AgentCL: A Rigorous Evaluation Framework for Continual Learning in Language Agents
AgentCL is a new benchmark and evaluation framework designed to rigorously assess continual learning in language agents, addressing gaps in existing benchmarks that focus on retrieval over long-context documents or use naive task streams with limited cross-task analysis. The framework constructs compositional task streams where earlier sub-solutions, evidence, or workflows are intentionally reusable in later tasks, contrasting them with naive streams to measure transfer gains.
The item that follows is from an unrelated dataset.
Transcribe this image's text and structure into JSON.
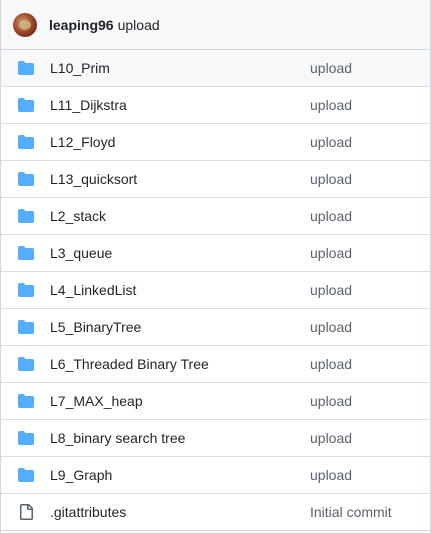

The authors also introduce MemProbe, a probing method that stores interactions, insights, and skills while filtering unreliable experiences during consolidation. Empirical results across coding, deep research, and language understanding tasks show that controlled streams better distinguish memory design quality, and that naive streams can mask memory-induced degradation.
HLL: Benchmark for Evaluating Multimodal Agents on CAPTCHA Human-Verification Boundaries
The paper introduces Humanity's Last Line of Verification (HLL), a controlled benchmark that tests whether multimodal agents can solve CAPTCHA challenges through grounded, human-like GUI interaction rather than mere recognition. Eight frontier multimodal agents are evaluated in a closed-loop environment across diverse CAPTCHA types with realism stressors including cluttered interfaces, harder variants, and trace-conditioned validation. Results show current agents remain brittle at this human-substitution boundary, with performance degrading under realistic conditions and when action traces must be consistent with correct answers. The benchmark exposes specific gaps in localization, action calibration, state tracking, and process consistency.
EvoArena benchmark and EvoMem memory paradigm for LLM agents in dynamic environments
Researchers introduce EvoArena, a benchmark suite that evaluates LLM agents in dynamic environments by modeling changes as progressive update sequences across terminal, software, and social domains. Alongside it, they propose EvoMem, a patch-based memory paradigm that records memory evolution as structured update histories to help agents reason about environmental change. Current agents score only 39.6% average accuracy on EvoArena, while EvoMem yields consistent gains on EvoArena and also improves performance on GAIA and LoCoMo benchmarks. The work highlights a significant gap between static-benchmark performance and real-world dynamic deployment requirements.
MemDreamer: Hierarchical graph memory and agentic retrieval for long video understanding
MemDreamer is a plug-and-play framework that decouples perception and reasoning for long-video understanding by incrementally building a three-tier Hierarchical Graph Memory capturing spatiotemporal and causal relations. During inference, a reasoning model uses an Observation-Reason-Action loop with agentic tool-augmented retrieval to navigate the memory graph, constraining the context window to 2% of full-context ingestion while achieving a 12.5-point absolute accuracy gain. The system reaches SOTA on four benchmarks, narrowing the gap with human experts to 3.7 points. The authors also report a strong linear correlation between logical reasoning performance and long-video understanding, proposing agentic capability scaling as a new paradigm for multimodal comprehension.